The bulk of her storyline concerns her relationship with Doctor Shane West. After their initial consultation, she asks for a different doctor. Shane West of course takes it personally, but when replacement doctor Susan Lewis is called into a trauma, he delivers her diagnosis and asks why he was taken off the case. She tells him that she senses defensiveness and self-loathing in it. She's had a lot of personal experience with those emotions and she doesn't want to be around them anymore.
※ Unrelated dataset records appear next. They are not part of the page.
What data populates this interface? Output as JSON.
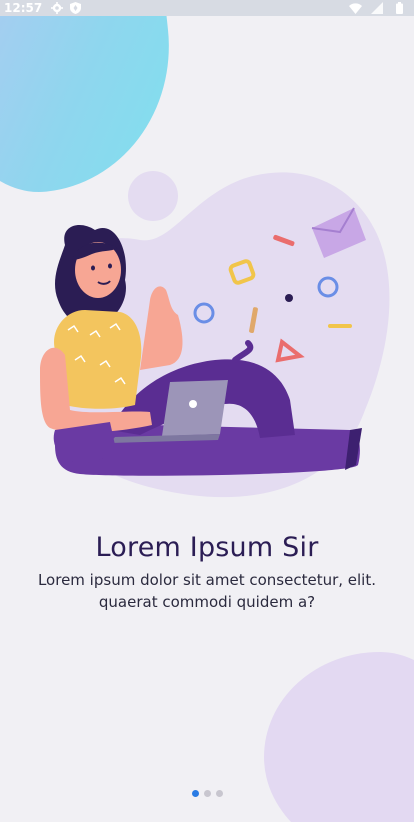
{
  "status_bar": {
    "time": "12:57",
    "left_icons": [
      "gear-icon",
      "shield-icon"
    ],
    "right_icons": [
      "wifi-icon",
      "signal-icon",
      "battery-icon"
    ]
  },
  "onboarding": {
    "title": "Lorem Ipsum Sir",
    "body_line1": "Lorem ipsum dolor sit amet consectetur,  elit.",
    "body_line2": "quaerat commodi quidem a?"
  },
  "pager": {
    "page_count": 3,
    "current_page": 1,
    "active_color": "#2a7be4",
    "inactive_color": "#c8c6cf"
  },
  "colors": {
    "background": "#f1f0f4",
    "title": "#2b1d54",
    "accent_purple": "#6a3aa3"
  }
}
Ms. Mitchell doesn't even get a first name, and she appears in only a handful of scenes. But she's not a demon and she's not a saint. She has a personality and a history. She has a sense of humor and she's a shrewd judge of character. Some of this is in the writing, but a lot is in Billings' performance. See what can happen when you hire a trans actress?

Late Night

The highlight of tonight's Conan is the interview with Nia Long. They flirt and she gives some detailed kissing advice that hopefully landed with Conan's audience of dorky college stoners.

What Else Was On

  • The WB Thursday movie was one of my all-time favorites, Love and Basketball.
  • ESPN had recently cancelled the well-reviewed Football drama Playmakers after the NFL made a fuss. The show featured closeted players, steroids, drug use, domestic abuse, and other topics the NFL wanted to keep quiet. ESPN's next original series was Tilt, a drama set in the world of professional poker. Vegas was a huge setting in this era, and poker was experiencing a boom, so it was a solid choice. And Vegas and poker weren't going to get to upset if you made them look scandalous and dangerous. That's just good advertising!

TiVo Status

The first part of Masterpiece Theater's He Knew He Was Right, one episode of Carnivale, one episode of Law and Order, and the three-hour Masterpiece Theater miniseries The Lost Prince. 7 hours total.